Online: 26.04.2016 - ePaper: 27.04.2016

Abstandsberechnung substanziell?

Betrifft: Artikel "Zehn Standorte vorgesehen" (EJZ vom 20. April)

In Lüchow bei der jüngsten Ausschusssitzung des Kreistages ist die Lokalität mit Bibelsprüchen bepflastert. Überall. Bibeln liegen aus. Tagt der Kreistag demnächst in der Kirche? Zumindest die Getränke wären dort günstiger. Ein Kaffee, kleine Tasse, schwarz mit daumenbreitem Abstand zum Rand, ohne Service, kostet in dem göttlich beworbenen Etablissement zwei Euro; nein, nicht inklusive Pfand.

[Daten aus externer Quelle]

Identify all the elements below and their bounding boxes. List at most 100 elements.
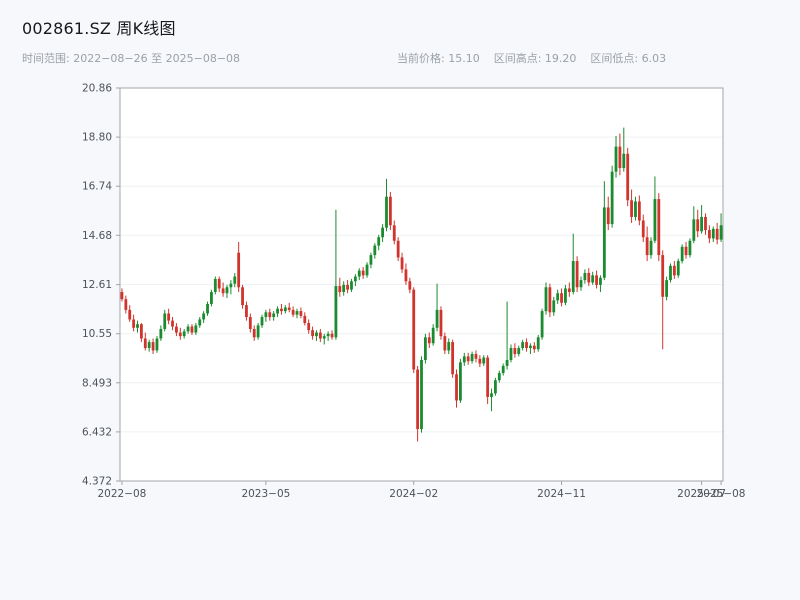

Die gottbeworbene Sitzung beginnt mit einem Vortrag, wie man gedenkt, im Landkreis den Klimawandel zu unterstützen. Aufgeweckt werde ich durch ein Stakkato von high heels, die eine junge Frau 25 Meter quer durch den Raum zu einem Laptop tragen, um die nächste langatmige Powerpoint-Präsentation zu starten. So geht das mehrmals. Der EJZ-Journalist neben mir schüttelt hin und wieder ungläubig den Kopf, und ich freue mich schon insgeheim auf einen pointierten Kommentar. Dann kommt die Rechenstunde der Herren Schwarz und Gockel. Aber obwohl ich in Mathe immer gut war, habe ich diese Gleichung mit drei Unbekannten nicht verstanden. Weil überall wichtige Vögel brüten, die Rundlinge Weltkulturerbe werden sollen, bleibt kein Platz für Windräder. Vorgegeben ist anderswo ein Mindestabstand zur Wohnbebauung vom Zehnfachen der Höhe des Windrads. Weil der Kreistag bereits einmal die Abstände auf 900 Meter gekürzt hat, um mindestens 1,7 Prozent der Landkreisfläche als substanziellen Raum für WKA auszuweisen und trotzdem keine Fläche für Windenergie übrig blieb, wird nun nach der Formel Landkreisgröße geteilt durch Einwohnerzahl mal Einkommen des Planers, potenziert mit der drei, Wurzel aus dem Alter des Landrats gerechnet und kommt so auf 600 Meter Abstand, das heißt nullkommafünfundknipps Prozent. Das wird jetzt als substanziell bezeichnet. Die ersten Gerichte halten längst 0,2 Prozent für substanziell. Aber was soll's. Wir sollen Windkraft kriegen, das rechnen die uns hin. Nicht jedem im Raum ist aber klar, dass wir Menschen nun nicht mehr die Krone der Schöpfung sind. Würde man den Menschen in den Niedersächsischen Windenergieerlass als normales Lebewesen aufnehmen, stünde er deutlich schlechter da als beispielsweise Rotmilan und Schwarzstorch, denen ein Mindestabstand von bis zu 3000 Meter zu deren Wohnbereichen zugestanden wird. Weshalb die Höhenbegrenzung auf 150 Meter festgelegt werden soll, welche Formel dazu verwendet wurde und welchen Bezug die Höhe zum 600-Meter-Abstand hat, wird nicht verraten.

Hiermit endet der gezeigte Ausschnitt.